Ce qui en ressort, c’est que le mouvement Metoo a permis une médiatisation des faits de violences et qu’il a permis à certaines de rendre public ce qu’elles vivaient parfois quotidiennement. Que ces faits de violence sont présents aussi dans la scène depuis longtemps mais que Metoo a permis qu’ils soient plus entendus. Mais en en parlant entre nous, on s’est rendu compte que nos exemples dans nos scènes musicales concernaient sur l’étranger mais pas vraiment la scène française. Qu’il résidait dans la scène française un problème lié au fait que des groupes n’entendent pas les faits de violence qui sont l’œuvre de certains membres de peur que ça « entache » la réputation de leur groupe. Il y a aussi cet aspect « famille » si cher à certain.es dans cette scène mais qui font qu’on a du mal à se dire que son « bro » peut avoir commis de tels actes. Ce qui fait que certaines violences se perpétuent encore et qu’on est loin de se sentir en sécurité.

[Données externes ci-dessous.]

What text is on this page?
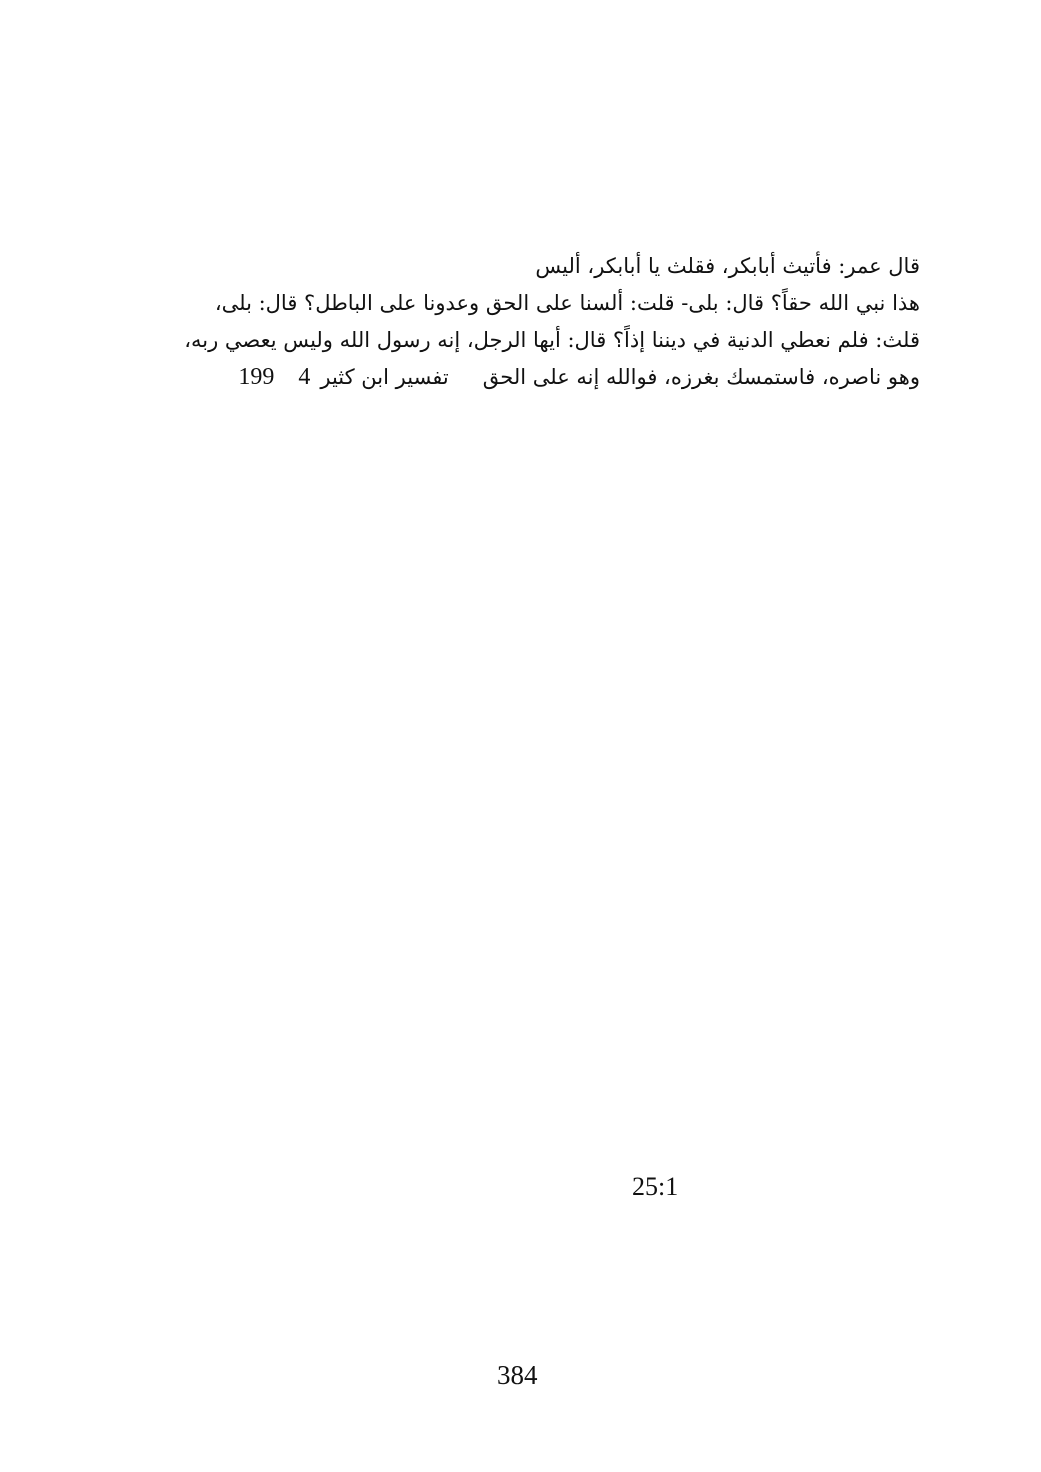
قال عمر: فأتيث أبابكر، فقلث يا أبابكر، أليس
هذا نبي الله حقاً؟ قال: بلى- قلت: ألسنا على الحق وعدونا على الباطل؟ قال: بلى،
قلث: فلم نعطي الدنية في ديننا إذاً؟ قال: أيها الرجل، إنه رسول الله وليس يعصي ربه،
وهو ناصره، فاستمسك بغرزه، فوالله إنه على الحق
تفسير ابن كثير
4
199
25:1
384
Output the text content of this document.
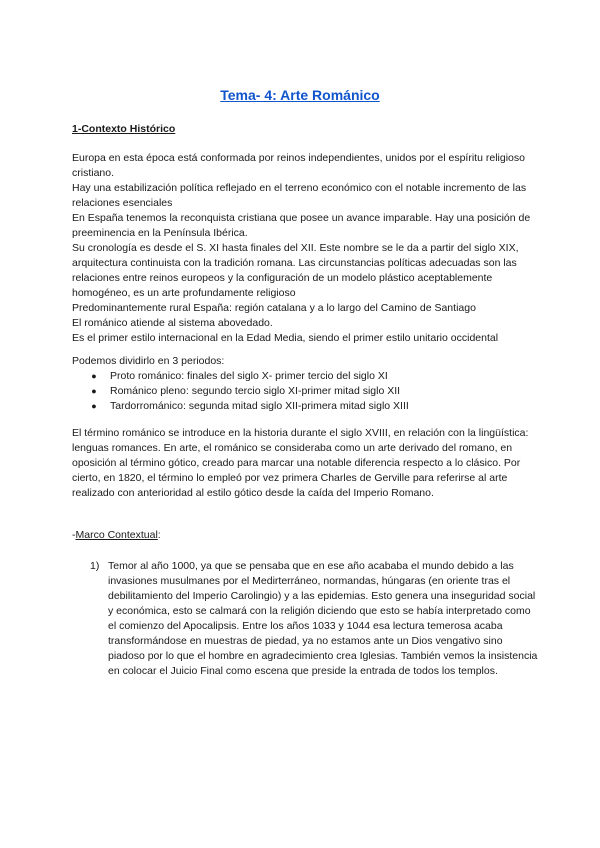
Tema- 4: Arte Románico
1-Contexto Histórico

Europa en esta época está conformada por reinos independientes, unidos por el espíritu religioso cristiano.

Hay una estabilización política reflejado en el terreno económico con el notable incremento de las relaciones esenciales

En España tenemos la reconquista cristiana que posee un avance imparable. Hay una posición de preeminencia en la Península Ibérica.

Su cronología es desde el S. XI hasta finales del XII. Este nombre se le da a partir del siglo XIX, arquitectura continuista con la tradición romana. Las circunstancias políticas adecuadas son las relaciones entre reinos europeos y la configuración de un modelo plástico aceptablemente homogéneo, es un arte profundamente religioso

Predominantemente rural España: región catalana y a lo largo del Camino de Santiago

El románico atiende al sistema abovedado.

Es el primer estilo internacional en la Edad Media, siendo el primer estilo unitario occidental

Podemos dividirlo en 3 periodos:

●	Proto románico: finales del siglo X- primer tercio del siglo XI
●	Románico pleno: segundo tercio siglo XI-primer mitad siglo XII
●	Tardorrománico: segunda mitad siglo XII-primera mitad siglo XIII

El término románico se introduce en la historia durante el siglo XVIII, en relación con la lingüística: lenguas romances. En arte, el románico se consideraba como un arte derivado del romano, en oposición al término gótico, creado para marcar una notable diferencia respecto a lo clásico. Por cierto, en 1820, el término lo empleó por vez primera Charles de Gerville para referirse al arte realizado con anterioridad al estilo gótico desde la caída del Imperio Romano.

-Marco Contextual:

1) Temor al año 1000, ya que se pensaba que en ese año acababa el mundo debido a las invasiones musulmanes por el Medirterráneo, normandas, húngaras (en oriente tras el debilitamiento del Imperio Carolingio) y a las epidemias. Esto genera una inseguridad social y económica, esto se calmará con la religión diciendo que esto se había interpretado como el comienzo del Apocalipsis. Entre los años 1033 y 1044 esa lectura temerosa acaba transformándose en muestras de piedad, ya no estamos ante un Dios vengativo sino piadoso por lo que el hombre en agradecimiento crea Iglesias. También vemos la insistencia en colocar el Juicio Final como escena que preside la entrada de todos los templos.
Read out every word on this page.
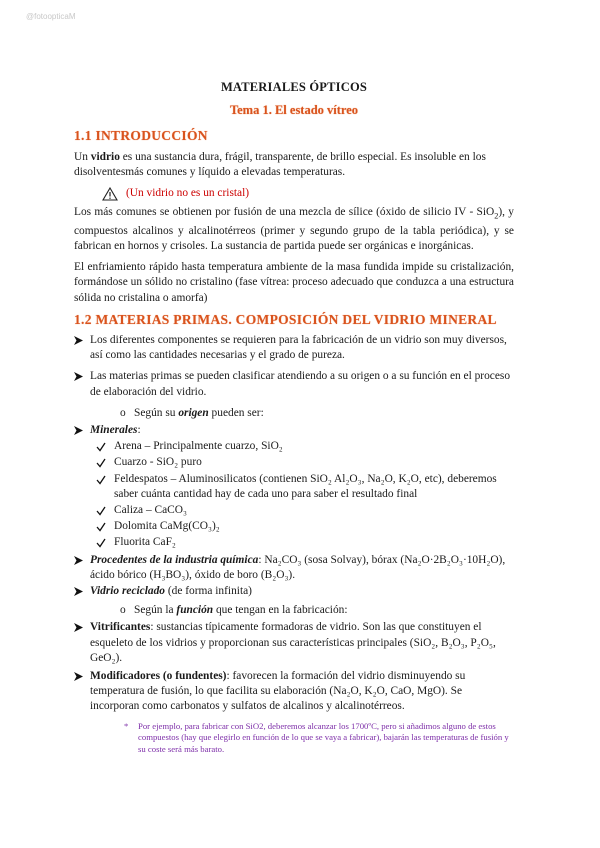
@fotoopticaM
MATERIALES ÓPTICOS
Tema 1. El estado vítreo
1.1 INTRODUCCIÓN

Un vidrio es una sustancia dura, frágil, transparente, de brillo especial. Es insoluble en los disolventesmás comunes y líquido a elevadas temperaturas.

(Un vidrio no es un cristal)

Los más comunes se obtienen por fusión de una mezcla de sílice (óxido de silicio IV - SiO$_2$), y compuestos alcalinos y alcalinotérreos (primer y segundo grupo de la tabla periódica), y se fabrican en hornos y crisoles. La sustancia de partida puede ser orgánicas e inorgánicas.

El enfriamiento rápido hasta temperatura ambiente de la masa fundida impide su cristalización, formándose un sólido no cristalino (fase vítrea: proceso adecuado que conduzca a una estructura sólida no cristalina o amorfa)

1.2 MATERIAS PRIMAS. COMPOSICIÓN DEL VIDRIO MINERAL
Los diferentes componentes se requieren para la fabricación de un vidrio son muy diversos, así como las cantidades necesarias y el grado de pureza.
Las materias primas se pueden clasificar atendiendo a su origen o a su función en el proceso de elaboración del vidrio.
o Según su origen pueden ser:
Minerales:
Arena – Principalmente cuarzo, SiO₂
Cuarzo - SiO₂ puro
Feldespatos – Aluminosilicatos (contienen SiO₂ Al₂O₃, Na₂O, K₂O, etc), deberemos saber cuánta cantidad hay de cada uno para saber el resultado final
Caliza – CaCO₃
Dolomita CaMg(CO₃)₂
Fluorita CaF₂
Procedentes de la industria química: Na₂CO₃ (sosa Solvay), bórax (Na₂O·2B₂O₃·10H₂O), ácido bórico (H₃BO₃), óxido de boro (B₂O₃).
Vidrio reciclado (de forma infinita)
o Según la función que tengan en la fabricación:
Vitrificantes: sustancias típicamente formadoras de vidrio. Son las que constituyen el esqueleto de los vidrios y proporcionan sus características principales (SiO₂, B₂O₃, P₂O₅, GeO₂).
Modificadores (o fundentes): favorecen la formación del vidrio disminuyendo su temperatura de fusión, lo que facilita su elaboración (Na₂O, K₂O, CaO, MgO). Se incorporan como carbonatos y sulfatos de alcalinos y alcalinotérreos.
* Por ejemplo, para fabricar con SiO2, deberemos alcanzar los 1700ºC, pero si añadimos alguno de estos compuestos (hay que elegirlo en función de lo que se vaya a fabricar), bajarán las temperaturas de fusión y su coste será más barato.
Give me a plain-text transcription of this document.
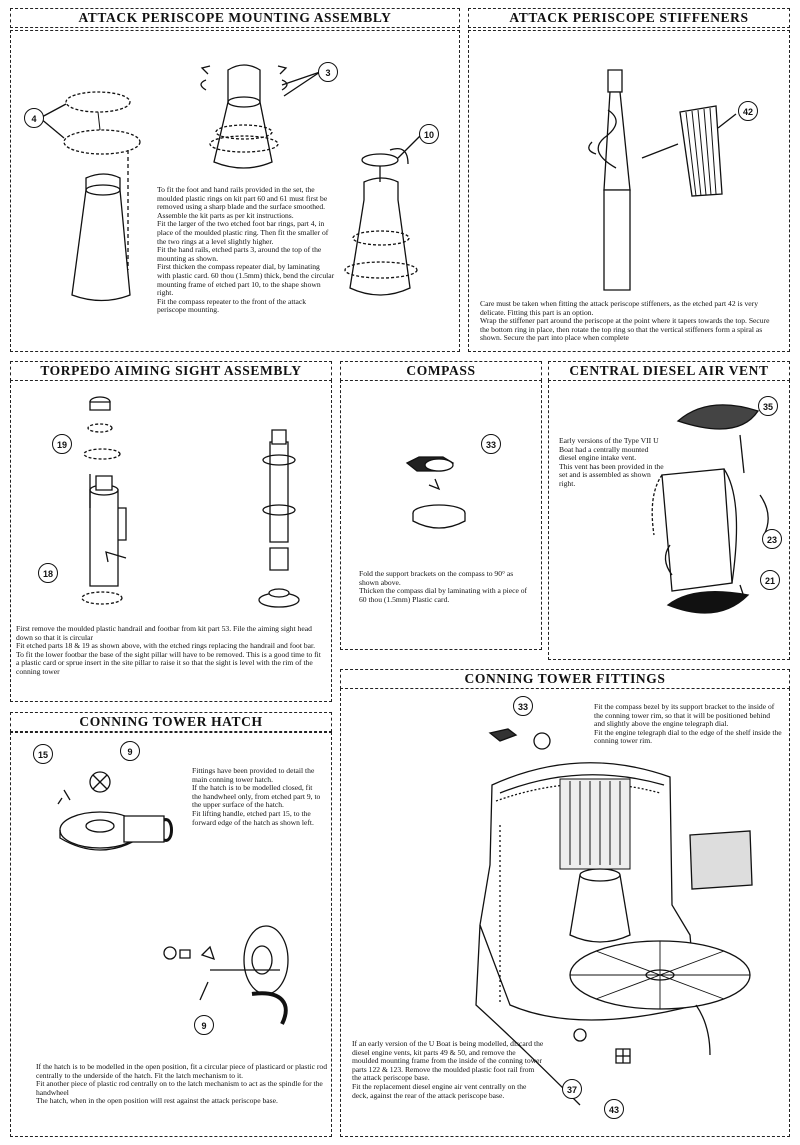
ATTACK PERISCOPE MOUNTING ASSEMBLY
4
3
10

To fit the foot and hand rails provided in the set, the moulded plastic rings on kit part 60 and 61 must first be removed using a sharp blade and the surface smoothed. Assemble the kit parts as per kit instructions.

Fit the larger of the two etched foot bar rings, part 4, in place of the moulded plastic ring. Then fit the smaller of the two rings at a level slightly higher.

Fit the hand rails, etched parts 3, around the top of the mounting as shown.

First thicken the compass repeater dial, by laminating with plastic card. 60 thou (1.5mm) thick, bend the circular mounting frame of etched part 10, to the shape shown right.

Fit the compass repeater to the front of the attack periscope mounting.

ATTACK PERISCOPE STIFFENERS
42

Care must be taken when fitting the attack periscope stiffeners, as the etched part 42 is very delicate. Fitting this part is an option.

Wrap the stiffener part around the periscope at the point where it tapers towards the top. Secure the bottom ring in place, then rotate the top ring so that the vertical stiffeners form a spiral as shown. Secure the part into place when complete

TORPEDO AIMING SIGHT ASSEMBLY
19
18

First remove the moulded plastic handrail and footbar from kit part 53. File the aiming sight head down so that it is circular

Fit etched parts 18 & 19 as shown above, with the etched rings replacing the handrail and foot bar.

To fit the lower footbar the base of the sight pillar will have to be removed. This is a good time to fit a plastic card or sprue insert in the site pillar to raise it so that the sight is level with the rim of the conning tower

COMPASS
33

Fold the support brackets on the compass to 90° as shown above.

Thicken the compass dial by laminating with a piece of 60 thou (1.5mm) Plastic card.

CENTRAL DIESEL AIR VENT
35
23
21

Early versions of the Type VII U Boat had a centrally mounted diesel engine intake vent.

This vent has been provided in the set and is assembled as shown right.

CONNING TOWER HATCH
15	9
9

Fittings have been provided to detail the main conning tower hatch.

If the hatch is to be modelled closed, fit the handwheel only, from etched part 9, to the upper surface of the hatch.

Fit lifting handle, etched part 15, to the forward edge of the hatch as shown left.

If the hatch is to be modelled in the open position, fit a circular piece of plasticard or plastic rod centrally to the underside of the hatch. Fit the latch mechanism to it.

Fit another piece of plastic rod centrally on to the latch mechanism to act as the spindle for the handwheel

The hatch, when in the open position will rest against the attack periscope base.

CONNING TOWER FITTINGS
33
37
43

Fit the compass bezel by its support bracket to the inside of the conning tower rim, so that it will be positioned behind and slightly above the engine telegraph dial.

Fit the engine telegraph dial to the edge of the shelf inside the conning tower rim.

If an early version of the U Boat is being modelled, discard the diesel engine vents, kit parts 49 & 50, and remove the moulded mounting frame from the inside of the conning tower parts 122 & 123. Remove the moulded plastic foot rail from the attack periscope base.

Fit the replacement diesel engine air vent centrally on the deck, against the rear of the attack periscope base.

La scène punk est considéré comme un lieu ouvert, non discriminatoire et offrant une alternative à la société “normale”. Pourtant elle n’est pas à l’abri d’abus et de comportements très beaufs de la part des hommes. Tu chantes dans le groupe hardcore Jarod, tu es donc idéalement placé pour observer et prendre le pouls de ce “monde parallèle” sur le sujet. Ça t’arrive d’être démoralisée par ce que tu vois / entends ?
Je suis démoralisé par la non-mixité quasi permanente. Démoralisée par le fait d’être « agréablement surprise » quand je ne suis pas la seule meuf sur scène à certains concerts, quand on nous décrit comme le groupe de « screamo avec une meuf qui chante », quand je dois préciser que je fais bien parti du groupe pour avoir une boisson, accéder à la scène alors que les gars ne sont jamais soumis à ces questionnements, quand je dois insister pour dire que je n’ai pas besoin d’aide pour porter du matos ou faire le son (alors que là aussi l’aide n’est pas proposée aux gars). Et encore, fini l’époque où on me demandait quel membre du groupe je me « tapais » en tournée. Je pourrais continuer longtemps mais je préfère vous dire d’aller jouer au Bingo dans le numéro 5 (ou sur le Tumblr) qui recense les plus fréquentes, c’est plus drôle.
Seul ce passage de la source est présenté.